With the entirety of the court's jury instructions in mind, we next set forth the legal principles that guide our analysis. "[I]ndividual jury instructions should not be judged in artificial isolation, but must be viewed in the context of the overall charge.... The pertinent test is whether the charge, read in its entirety, fairly presents the case to the jury in such a way that injustice is not done to either party under the established rules of law.... Thus, [t]he whole charge must be considered from the standpoint of its effect on the [jurors] in guiding them to the proper verdict ... and not critically dissected in a microscopic search for possible error.... Accordingly, [i]n reviewing a constitutional challenge to the trial court's instruction, we must consider the jury charge as a whole to determine whether it is reasonably possible that the instruction misled the jury.... In other words, we must consider whether the instructions [in totality] are sufficiently correct in law, adapted to the issues and ample for the guidance of the jury." (Internal quotation marks omitted.) State v. Revels , supra, 313 Conn. at 784, 99 A.3d 1130.

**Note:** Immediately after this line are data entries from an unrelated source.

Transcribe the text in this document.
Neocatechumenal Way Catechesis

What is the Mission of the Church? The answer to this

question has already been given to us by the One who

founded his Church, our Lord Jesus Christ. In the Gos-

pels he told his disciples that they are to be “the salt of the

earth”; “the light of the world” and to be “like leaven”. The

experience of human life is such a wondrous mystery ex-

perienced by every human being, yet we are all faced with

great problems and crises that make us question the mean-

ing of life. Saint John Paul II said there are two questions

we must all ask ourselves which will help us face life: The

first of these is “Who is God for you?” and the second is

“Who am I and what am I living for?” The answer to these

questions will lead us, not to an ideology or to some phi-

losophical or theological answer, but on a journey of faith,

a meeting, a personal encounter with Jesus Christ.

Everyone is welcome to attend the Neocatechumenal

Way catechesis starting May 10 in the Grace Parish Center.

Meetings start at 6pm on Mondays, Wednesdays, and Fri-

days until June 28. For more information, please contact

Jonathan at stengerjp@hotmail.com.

*571*478On the basis of our review of the entire jury charge, we conclude that it is not reasonably possible that the jury was misled by the court's second supplemental instruction. See State v. Delgado , 247 Conn. 616, 627, 725 A.2d 306 (1999) (not reasonably possible that jury was misled where trial court did not contradict concededly correct initial and first supplemental charges in challenged second supplemental charge). In this case, the defendant concedes that the trial court properly charged the jury regarding the elements of robbery in the first degree in its original instruction and first supplemental instruction. With respect to the second supplemental charge, the court properly answered the specific question that was raised by the jury; see Practice Book 42-27 ;21 and did not contradict either of its previous instructions. See State v. Delgado , supra, at 627, 725 A.2d 306. We conclude, therefore, that the defendant's claim fails under the third prong of Golding because he has failed to demonstrate that a constitutional violation exists and deprived him of a fair trial.22

The judgment is affirmed.

In this opinion the other judges concurred.